Phelan shrugged off his permanence, saying: "It just happened. I'm sure Cal [Ripken] feels the same way. You go with the flow; it's just what you do."

His team took the NCAA College Division national championship in 1962, winning two of its final three games in overtime. All told, Phelan's charges won 11 conference titles, made seven NCAA tournament appearances and reached the Division II Final Four five times. Twice, he was selected National Coach of the Year (1962 and 1981); on six other occasions, Phelan was named top coach in the region or conference.

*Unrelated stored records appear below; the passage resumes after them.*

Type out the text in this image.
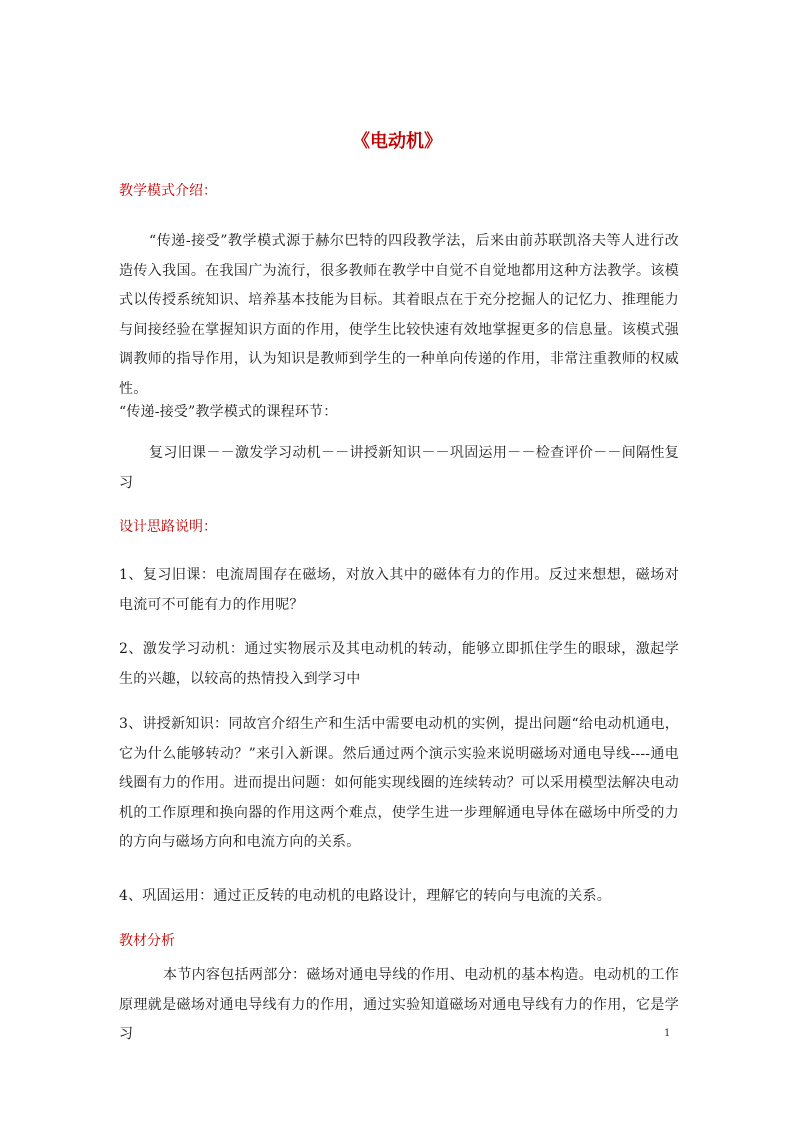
《电动机》
教学模式介绍：
“传递-接受”教学模式源于赫尔巴特的四段教学法，后来由前苏联凯洛夫等人进行改造传入我国。在我国广为流行，很多教师在教学中自觉不自觉地都用这种方法教学。该模式以传授系统知识、培养基本技能为目标。其着眼点在于充分挖掘人的记忆力、推理能力与间接经验在掌握知识方面的作用，使学生比较快速有效地掌握更多的信息量。该模式强调教师的指导作用，认为知识是教师到学生的一种单向传递的作用，非常注重教师的权威性。
“传递-接受”教学模式的课程环节：
复习旧课－－激发学习动机－－讲授新知识－－巩固运用－－检查评价－－间隔性复习
设计思路说明：
1、复习旧课：电流周围存在磁场，对放入其中的磁体有力的作用。反过来想想，磁场对电流可不可能有力的作用呢？
2、激发学习动机：通过实物展示及其电动机的转动，能够立即抓住学生的眼球，激起学生的兴趣，以较高的热情投入到学习中
3、讲授新知识：同故宫介绍生产和生活中需要电动机的实例，提出问题“给电动机通电，它为什么能够转动？”来引入新课。然后通过两个演示实验来说明磁场对通电导线----通电线圈有力的作用。进而提出问题：如何能实现线圈的连续转动？可以采用模型法解决电动机的工作原理和换向器的作用这两个难点，使学生进一步理解通电导体在磁场中所受的力的方向与磁场方向和电流方向的关系。
4、巩固运用：通过正反转的电动机的电路设计，理解它的转向与电流的关系。
教材分析
本节内容包括两部分：磁场对通电导线的作用、电动机的基本构造。电动机的工作原理就是磁场对通电导线有力的作用，通过实验知道磁场对通电导线有力的作用，它是学习	1
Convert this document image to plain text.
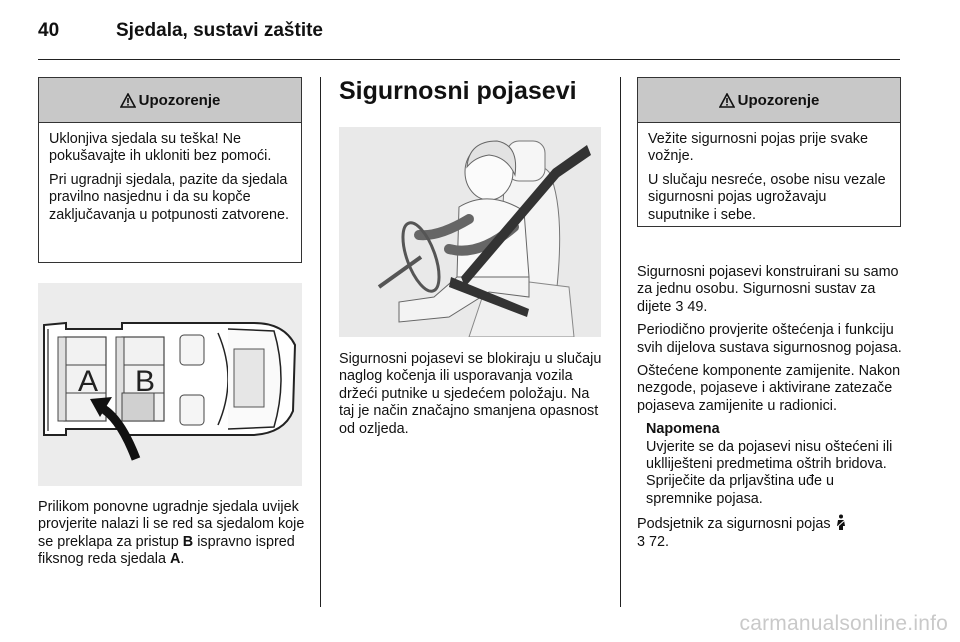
40	Sjedala, sustavi zaštite
Upozorenje

Uklonjiva sjedala su teška! Ne pokušavajte ih ukloniti bez pomoći.

Pri ugradnji sjedala, pazite da sjedala pravilno nasjednu i da su kopče zaključavanja u potpunosti zatvorene.

A B
Prilikom ponovne ugradnje sjedala uvijek provjerite nalazi li se red sa sjedalom koje se preklapa za pristup B ispravno ispred fiksnog reda sjedala A.
Sigurnosni pojasevi

Sigurnosni pojasevi se blokiraju u slučaju naglog kočenja ili usporavanja vozila držeći putnike u sjedećem položaju. Na taj je način značajno smanjena opasnost od ozljeda.

Upozorenje

Vežite sigurnosni pojas prije svake vožnje.

U slučaju nesreće, osobe nisu vezale sigurnosni pojas ugrožavaju suputnike i sebe.

Sigurnosni pojasevi konstruirani su samo za jednu osobu. Sigurnosni sustav za dijete 3 49.

Periodično provjerite oštećenja i funkciju svih dijelova sustava sigurnosnog pojasa.

Oštećene komponente zamijenite. Nakon nezgode, pojaseve i aktivirane zatezače pojaseva zamijenite u radionici.

Napomena
Uvjerite se da pojasevi nisu oštećeni ili uklliješteni predmetima oštrih bridova. Spriječite da prljavština uđe u spremnike pojasa.

Podsjetnik za sigurnosni pojas
3 72.

carmanualsonline.info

"Someone once said, `When your livelihood depends on 18-year-olds wearing short pants, you're in for lots of ups and downs,' " said Phelan, who will be succeeded by assistant coach Milan Brown. "There's no secret to coaching; it's who you are. The time has flown by, and it's been a great run."

Thirty-five times, Phelan's teams posted winning seasons, though this year's team is 10-16. Only two coaches in history have managed more career victories: North Carolina's Dean Smith (879) and Kentucky's Adolph Rupp (876).

Players swear by their mentor long after they leave the Mount. "I'm 67 years old, and I still call him `Coach,' " said Jack Sullivan, the school's all-time scoring leader. In 1960, three years after graduation, Sullivan coaxed his fiancee into driving 100 miles to the campus to meet Phelan. Only after they wed did Sullivan reveal that he'd gone to seek the coach's blessing.

Luis Grillo ('70) is aware of his roots every time he sets foot on the court to referee a pro game. "Coaches come over and ask about Jimmy. They know a ref's pedigree, his basketball DNA," said Grillo, an NBA official for 15 years. "Because I played for Jimmy Phelan, coaches know that when I miss a call, it was an honest mistake, nothing personal, and that I'm not trying to screw them. That's the comfort zone [Phelan] put me in.

"He was an excellent coach and the most unpretentious human being I ever met. Tell you what, if it was up to me, any coach who doesn't wear a bow tie [today] would get hit with a technical foul."

Phelan the player

Phelan was a typical basketball child of the 1940s. Growing up in an Irish-Italian enclave in South Philadelphia, he arrived at La Salle College in 1947 and immediately impressed teammates - not with his shooting and dribbling, but with his defense. Bob "Ace" McCann remembers Phelan's knees, which were frequently embedded in his own as he tried to drive.

"Best defensive player I ever saw," said McCann, the other backcourt star for La Salle's postwar national power. "Jim was a strong guy who liked to play you with his knees. He'd get right up on you and push his knees into your legs. I'd never seen anyone do that.

"We called him `Hawk' because he never gave up. That first scrimmage, I told him, `You won't last a game, the way you harass guys.'

"Well, I think Jim fouled out of one game in three years."